NEW YORK -- "Ain't No Mo" combines several different genres. It's a biting satire about life in America after the presidency of Barak Obama that gets big laughs but also provokes much thought.
Producer Lee Daniels, best known for movies and for TV series like "Empire," is bringing the play to Broadway after a successful run downtown at The Public Theater in 2019.
Last week he gathered his cast together for the opening and entertainment reporter Sandy Kenyon was there at the Belasco Theatre.
"Ain't No Mo" is a series of vignettes that the New York Times has called "thrilling" if a bit "bewildering."
Cast member Ebony Marshall-Oliver explained it is based on a simple premise: "What would happen if the U.S. government gave every Black person in America a one-way ticket back to Africa."
Her co-star, Fedna Jacquet, explained further that, "if you don't go, you are transferred into a white person."
No wonder she was astonished at first when she learned of the bold idea.
"I read the script and I was like 'what?' And, I came into the auditions, I was like, 'what are we doing guys?'" Jacquet said.
At the performance Kenyon attended, Jacquet sat in his lap before taking the stage for the first time.
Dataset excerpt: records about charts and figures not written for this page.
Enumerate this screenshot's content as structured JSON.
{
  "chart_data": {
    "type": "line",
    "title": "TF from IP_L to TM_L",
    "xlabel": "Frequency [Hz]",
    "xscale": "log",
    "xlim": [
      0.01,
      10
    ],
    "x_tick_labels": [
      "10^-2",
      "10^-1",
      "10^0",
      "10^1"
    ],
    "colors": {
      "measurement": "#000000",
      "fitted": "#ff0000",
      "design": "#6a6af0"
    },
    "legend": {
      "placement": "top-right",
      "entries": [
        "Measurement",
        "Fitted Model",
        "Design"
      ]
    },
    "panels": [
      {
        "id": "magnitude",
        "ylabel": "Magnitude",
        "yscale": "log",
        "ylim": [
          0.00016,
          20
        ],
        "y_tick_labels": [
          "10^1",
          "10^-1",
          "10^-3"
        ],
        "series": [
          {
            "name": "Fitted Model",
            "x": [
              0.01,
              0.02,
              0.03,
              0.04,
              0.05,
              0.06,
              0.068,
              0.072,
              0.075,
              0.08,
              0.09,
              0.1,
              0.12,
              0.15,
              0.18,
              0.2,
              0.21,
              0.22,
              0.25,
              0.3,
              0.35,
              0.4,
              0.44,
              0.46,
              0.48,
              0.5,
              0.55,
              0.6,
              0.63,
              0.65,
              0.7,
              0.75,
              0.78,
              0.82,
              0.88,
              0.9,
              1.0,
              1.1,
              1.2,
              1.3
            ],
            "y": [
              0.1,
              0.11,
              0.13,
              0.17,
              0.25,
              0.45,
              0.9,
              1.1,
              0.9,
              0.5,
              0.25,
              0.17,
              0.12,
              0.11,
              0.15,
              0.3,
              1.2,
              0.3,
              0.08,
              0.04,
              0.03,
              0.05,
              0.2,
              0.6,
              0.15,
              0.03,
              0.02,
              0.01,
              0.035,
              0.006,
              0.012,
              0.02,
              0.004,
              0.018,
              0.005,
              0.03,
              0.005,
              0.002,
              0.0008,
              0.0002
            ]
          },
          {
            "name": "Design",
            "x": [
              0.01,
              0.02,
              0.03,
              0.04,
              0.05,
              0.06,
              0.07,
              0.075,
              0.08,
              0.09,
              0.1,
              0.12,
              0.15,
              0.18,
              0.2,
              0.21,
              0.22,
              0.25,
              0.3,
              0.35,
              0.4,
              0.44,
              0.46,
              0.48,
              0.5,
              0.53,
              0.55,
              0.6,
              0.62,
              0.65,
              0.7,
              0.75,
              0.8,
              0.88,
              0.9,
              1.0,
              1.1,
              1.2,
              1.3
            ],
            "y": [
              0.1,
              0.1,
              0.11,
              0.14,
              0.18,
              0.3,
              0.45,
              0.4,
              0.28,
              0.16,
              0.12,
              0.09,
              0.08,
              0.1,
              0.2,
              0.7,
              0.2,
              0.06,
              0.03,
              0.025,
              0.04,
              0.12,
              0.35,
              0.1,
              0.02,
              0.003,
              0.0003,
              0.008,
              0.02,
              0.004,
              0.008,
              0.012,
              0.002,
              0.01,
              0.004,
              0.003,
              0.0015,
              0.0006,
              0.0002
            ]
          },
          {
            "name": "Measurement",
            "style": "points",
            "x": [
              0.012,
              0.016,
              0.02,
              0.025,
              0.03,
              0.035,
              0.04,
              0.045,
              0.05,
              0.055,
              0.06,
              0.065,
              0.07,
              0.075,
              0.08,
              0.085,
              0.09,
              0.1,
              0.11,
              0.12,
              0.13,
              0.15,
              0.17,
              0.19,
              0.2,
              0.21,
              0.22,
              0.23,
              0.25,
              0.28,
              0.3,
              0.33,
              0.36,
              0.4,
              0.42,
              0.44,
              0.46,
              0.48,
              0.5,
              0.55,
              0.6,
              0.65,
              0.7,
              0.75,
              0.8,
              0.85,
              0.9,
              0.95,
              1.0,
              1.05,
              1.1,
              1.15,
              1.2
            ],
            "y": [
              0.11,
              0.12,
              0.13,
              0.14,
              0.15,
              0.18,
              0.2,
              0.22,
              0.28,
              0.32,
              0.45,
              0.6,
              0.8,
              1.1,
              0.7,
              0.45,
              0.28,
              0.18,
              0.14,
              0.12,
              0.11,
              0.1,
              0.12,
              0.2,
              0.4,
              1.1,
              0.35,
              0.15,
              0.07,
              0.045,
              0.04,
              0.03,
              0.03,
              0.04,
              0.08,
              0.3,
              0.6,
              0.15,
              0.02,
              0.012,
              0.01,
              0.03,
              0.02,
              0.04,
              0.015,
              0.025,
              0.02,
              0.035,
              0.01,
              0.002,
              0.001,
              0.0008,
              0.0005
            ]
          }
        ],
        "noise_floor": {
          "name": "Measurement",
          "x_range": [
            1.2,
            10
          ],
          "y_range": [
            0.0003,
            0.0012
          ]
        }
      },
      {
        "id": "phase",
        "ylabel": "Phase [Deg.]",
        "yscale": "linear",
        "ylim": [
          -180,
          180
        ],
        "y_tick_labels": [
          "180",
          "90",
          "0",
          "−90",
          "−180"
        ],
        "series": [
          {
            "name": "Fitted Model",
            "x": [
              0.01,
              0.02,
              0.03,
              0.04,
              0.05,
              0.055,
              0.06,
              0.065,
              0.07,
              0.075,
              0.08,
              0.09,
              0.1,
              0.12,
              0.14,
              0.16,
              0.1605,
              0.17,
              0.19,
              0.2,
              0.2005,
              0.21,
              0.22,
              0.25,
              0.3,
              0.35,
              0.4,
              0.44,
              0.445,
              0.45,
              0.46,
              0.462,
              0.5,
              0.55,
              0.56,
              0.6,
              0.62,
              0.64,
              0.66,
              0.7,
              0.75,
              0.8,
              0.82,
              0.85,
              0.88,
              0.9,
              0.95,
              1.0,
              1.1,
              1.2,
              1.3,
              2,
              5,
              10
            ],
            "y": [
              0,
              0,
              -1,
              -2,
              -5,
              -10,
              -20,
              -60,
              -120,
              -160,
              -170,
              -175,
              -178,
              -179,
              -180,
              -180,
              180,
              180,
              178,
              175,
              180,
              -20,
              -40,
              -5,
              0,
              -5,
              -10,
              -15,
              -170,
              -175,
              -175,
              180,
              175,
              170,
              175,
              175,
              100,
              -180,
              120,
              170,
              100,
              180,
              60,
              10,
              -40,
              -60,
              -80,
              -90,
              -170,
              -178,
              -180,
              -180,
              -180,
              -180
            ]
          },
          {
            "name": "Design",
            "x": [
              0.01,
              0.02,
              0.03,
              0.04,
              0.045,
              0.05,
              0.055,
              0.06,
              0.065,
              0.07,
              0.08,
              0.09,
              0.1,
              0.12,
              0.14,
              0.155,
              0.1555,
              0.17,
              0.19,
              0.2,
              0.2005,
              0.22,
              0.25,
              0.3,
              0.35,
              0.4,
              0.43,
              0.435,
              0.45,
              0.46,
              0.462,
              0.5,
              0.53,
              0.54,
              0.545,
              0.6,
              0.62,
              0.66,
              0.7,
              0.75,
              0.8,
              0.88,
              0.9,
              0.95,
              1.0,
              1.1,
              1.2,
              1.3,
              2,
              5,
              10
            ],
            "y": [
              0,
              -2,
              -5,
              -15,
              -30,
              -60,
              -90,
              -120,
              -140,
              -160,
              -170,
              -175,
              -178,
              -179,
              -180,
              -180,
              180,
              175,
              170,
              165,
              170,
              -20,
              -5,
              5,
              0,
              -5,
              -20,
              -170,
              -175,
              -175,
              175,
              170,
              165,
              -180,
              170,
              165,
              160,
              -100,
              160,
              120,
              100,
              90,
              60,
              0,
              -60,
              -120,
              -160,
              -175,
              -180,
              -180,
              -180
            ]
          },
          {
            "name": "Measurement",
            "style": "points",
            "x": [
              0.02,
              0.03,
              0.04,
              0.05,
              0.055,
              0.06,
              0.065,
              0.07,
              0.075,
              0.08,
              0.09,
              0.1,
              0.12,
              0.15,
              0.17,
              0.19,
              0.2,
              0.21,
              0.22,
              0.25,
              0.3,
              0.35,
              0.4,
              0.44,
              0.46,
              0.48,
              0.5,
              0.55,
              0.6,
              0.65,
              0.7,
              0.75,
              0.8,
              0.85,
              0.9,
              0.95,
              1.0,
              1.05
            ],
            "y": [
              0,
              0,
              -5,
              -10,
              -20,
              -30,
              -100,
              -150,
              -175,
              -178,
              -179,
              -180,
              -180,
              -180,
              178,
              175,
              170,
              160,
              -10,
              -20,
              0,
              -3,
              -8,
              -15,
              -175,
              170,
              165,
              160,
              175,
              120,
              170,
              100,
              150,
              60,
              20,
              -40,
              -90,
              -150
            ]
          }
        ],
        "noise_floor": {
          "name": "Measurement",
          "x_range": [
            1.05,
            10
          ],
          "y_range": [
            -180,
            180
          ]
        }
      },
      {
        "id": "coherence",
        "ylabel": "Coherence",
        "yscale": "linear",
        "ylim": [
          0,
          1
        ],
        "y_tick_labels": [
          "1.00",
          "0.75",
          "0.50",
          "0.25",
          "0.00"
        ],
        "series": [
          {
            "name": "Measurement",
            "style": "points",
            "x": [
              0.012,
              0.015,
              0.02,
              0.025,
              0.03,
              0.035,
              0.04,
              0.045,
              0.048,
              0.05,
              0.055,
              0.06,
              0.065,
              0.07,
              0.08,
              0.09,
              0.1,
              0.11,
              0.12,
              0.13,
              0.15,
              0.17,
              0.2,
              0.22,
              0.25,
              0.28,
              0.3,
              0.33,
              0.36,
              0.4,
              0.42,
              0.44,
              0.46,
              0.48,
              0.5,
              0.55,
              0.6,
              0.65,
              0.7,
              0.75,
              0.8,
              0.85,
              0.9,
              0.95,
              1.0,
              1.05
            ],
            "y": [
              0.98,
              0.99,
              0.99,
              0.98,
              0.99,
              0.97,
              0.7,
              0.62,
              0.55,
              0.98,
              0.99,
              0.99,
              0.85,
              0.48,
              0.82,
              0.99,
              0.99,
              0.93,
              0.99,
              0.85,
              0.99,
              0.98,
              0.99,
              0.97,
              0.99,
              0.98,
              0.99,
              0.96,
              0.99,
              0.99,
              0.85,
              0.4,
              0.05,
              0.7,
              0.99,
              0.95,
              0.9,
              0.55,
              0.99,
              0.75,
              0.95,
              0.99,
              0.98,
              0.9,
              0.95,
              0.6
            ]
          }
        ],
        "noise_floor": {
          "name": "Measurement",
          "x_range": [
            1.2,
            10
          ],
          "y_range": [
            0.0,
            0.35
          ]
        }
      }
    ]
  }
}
Jacquet explained the audience is allowed to talk back, they're allowed to laugh, they're allowed to stand up and dance."
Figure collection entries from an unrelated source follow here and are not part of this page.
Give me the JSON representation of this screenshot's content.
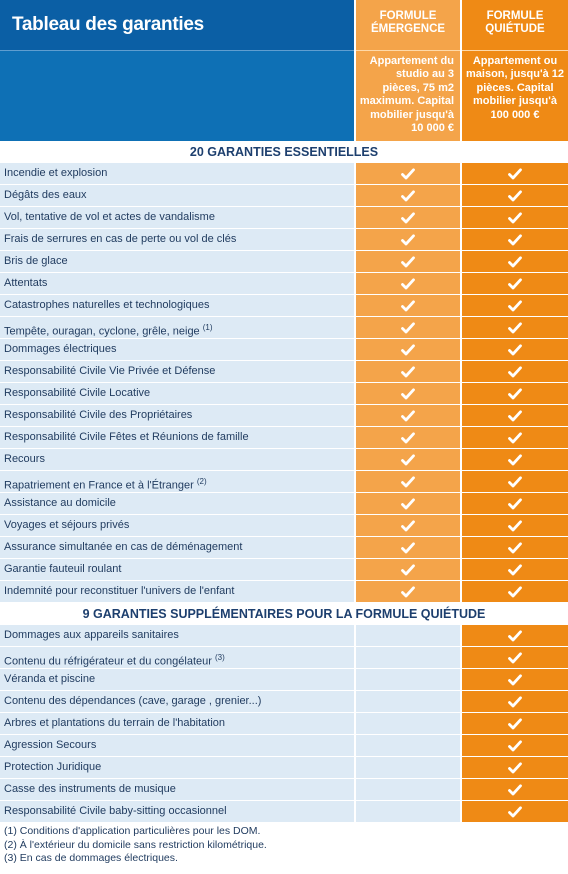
{
  "header": {
    "title": "Tableau des garanties",
    "formulas": [
      {
        "name": "FORMULE ÉMERGENCE",
        "description": "Appartement du studio au 3 pièces, 75 m2 maximum. Capital mobilier jusqu'à 10 000 €"
      },
      {
        "name": "FORMULE QUIÉTUDE",
        "description": "Appartement ou maison, jusqu'à 12 pièces. Capital mobilier jusqu'à 100 000 €"
      }
    ]
  },
  "colors": {
    "blue": "#0e70b5",
    "orange_light": "#f4a44a",
    "orange_dark": "#ef8a15",
    "row_bg": "#ddeaf5"
  },
  "icons": {
    "check": "check-icon"
  },
  "sections": [
    {
      "title": "20 GARANTIES ESSENTIELLES",
      "rows": [
        {
          "label": "Incendie et explosion",
          "note": "",
          "emergence": true,
          "quietude": true
        },
        {
          "label": "Dégâts des eaux",
          "note": "",
          "emergence": true,
          "quietude": true
        },
        {
          "label": "Vol, tentative de vol et actes de vandalisme",
          "note": "",
          "emergence": true,
          "quietude": true
        },
        {
          "label": "Frais de serrures en cas de perte ou vol de clés",
          "note": "",
          "emergence": true,
          "quietude": true
        },
        {
          "label": "Bris de glace",
          "note": "",
          "emergence": true,
          "quietude": true
        },
        {
          "label": "Attentats",
          "note": "",
          "emergence": true,
          "quietude": true
        },
        {
          "label": "Catastrophes naturelles et technologiques",
          "note": "",
          "emergence": true,
          "quietude": true
        },
        {
          "label": "Tempête, ouragan, cyclone, grêle, neige",
          "note": "(1)",
          "emergence": true,
          "quietude": true
        },
        {
          "label": "Dommages électriques",
          "note": "",
          "emergence": true,
          "quietude": true
        },
        {
          "label": "Responsabilité Civile Vie Privée et Défense",
          "note": "",
          "emergence": true,
          "quietude": true
        },
        {
          "label": "Responsabilité Civile Locative",
          "note": "",
          "emergence": true,
          "quietude": true
        },
        {
          "label": "Responsabilité Civile des Propriétaires",
          "note": "",
          "emergence": true,
          "quietude": true
        },
        {
          "label": "Responsabilité Civile Fêtes et Réunions de famille",
          "note": "",
          "emergence": true,
          "quietude": true
        },
        {
          "label": "Recours",
          "note": "",
          "emergence": true,
          "quietude": true
        },
        {
          "label": "Rapatriement en France et à l'Étranger",
          "note": "(2)",
          "emergence": true,
          "quietude": true
        },
        {
          "label": "Assistance au domicile",
          "note": "",
          "emergence": true,
          "quietude": true
        },
        {
          "label": "Voyages et séjours privés",
          "note": "",
          "emergence": true,
          "quietude": true
        },
        {
          "label": "Assurance simultanée en cas de déménagement",
          "note": "",
          "emergence": true,
          "quietude": true
        },
        {
          "label": "Garantie fauteuil roulant",
          "note": "",
          "emergence": true,
          "quietude": true
        },
        {
          "label": "Indemnité pour reconstituer l'univers de l'enfant",
          "note": "",
          "emergence": true,
          "quietude": true
        }
      ]
    },
    {
      "title": "9 GARANTIES SUPPLÉMENTAIRES POUR LA FORMULE QUIÉTUDE",
      "rows": [
        {
          "label": "Dommages aux appareils sanitaires",
          "note": "",
          "emergence": false,
          "quietude": true
        },
        {
          "label": "Contenu du réfrigérateur et du congélateur",
          "note": "(3)",
          "emergence": false,
          "quietude": true
        },
        {
          "label": "Véranda et piscine",
          "note": "",
          "emergence": false,
          "quietude": true
        },
        {
          "label": "Contenu des dépendances (cave, garage , grenier...)",
          "note": "",
          "emergence": false,
          "quietude": true
        },
        {
          "label": "Arbres et plantations du terrain de l'habitation",
          "note": "",
          "emergence": false,
          "quietude": true
        },
        {
          "label": "Agression Secours",
          "note": "",
          "emergence": false,
          "quietude": true
        },
        {
          "label": "Protection Juridique",
          "note": "",
          "emergence": false,
          "quietude": true
        },
        {
          "label": "Casse des instruments de musique",
          "note": "",
          "emergence": false,
          "quietude": true
        },
        {
          "label": "Responsabilité Civile baby-sitting occasionnel",
          "note": "",
          "emergence": false,
          "quietude": true
        }
      ]
    }
  ],
  "footnotes": [
    "(1) Conditions d'application particulières pour les DOM.",
    "(2) À l'extérieur du domicile sans restriction kilométrique.",
    "(3) En cas de dommages électriques."
  ]
}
The play was conceived and written by Jordan E. Cooper.
"We are really just ripping up the ground of the stage," he said. "And breaking the convention of what traditional theater and traditional Broadway is."
He also plays Peaches, the flight attendant who is easing the way for the flight to Africa.
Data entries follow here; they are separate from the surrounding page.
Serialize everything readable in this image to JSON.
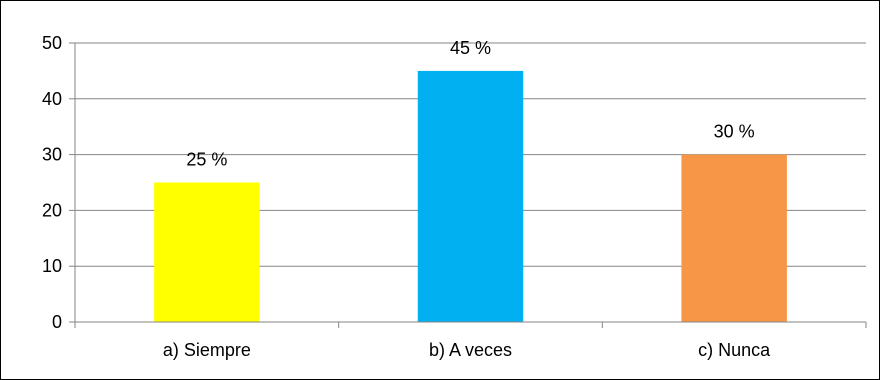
{
  "chart_data": {
    "type": "bar",
    "categories": [
      "a) Siempre",
      "b) A veces",
      "c) Nunca"
    ],
    "values": [
      25,
      45,
      30
    ],
    "data_labels": [
      "25 %",
      "45 %",
      "30 %"
    ],
    "colors": [
      "#FFFF00",
      "#00B0F0",
      "#F79646"
    ],
    "y_ticks": [
      0,
      10,
      20,
      30,
      40,
      50
    ],
    "ylim": [
      0,
      50
    ],
    "grid": true,
    "legend": "none"
  }
}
Marchant Davis has the first lines in the first scene of "Ain't No Mo," but back in 2019 he was in the audience at the Public Theater.
"It's like one of those things where you see it, and you're like, 'I need to sit down for a moment,'" Davis said.
He suggested it could be part of a larger trend toward greater diversity on Broadway.
"I mean right down the street we got 'Death of a Salesman' and 'Piano Lesson' is happening, I mean those are revivals of plays," Davis said. "I would like to see more plays like this, but I think this is opening the door for that."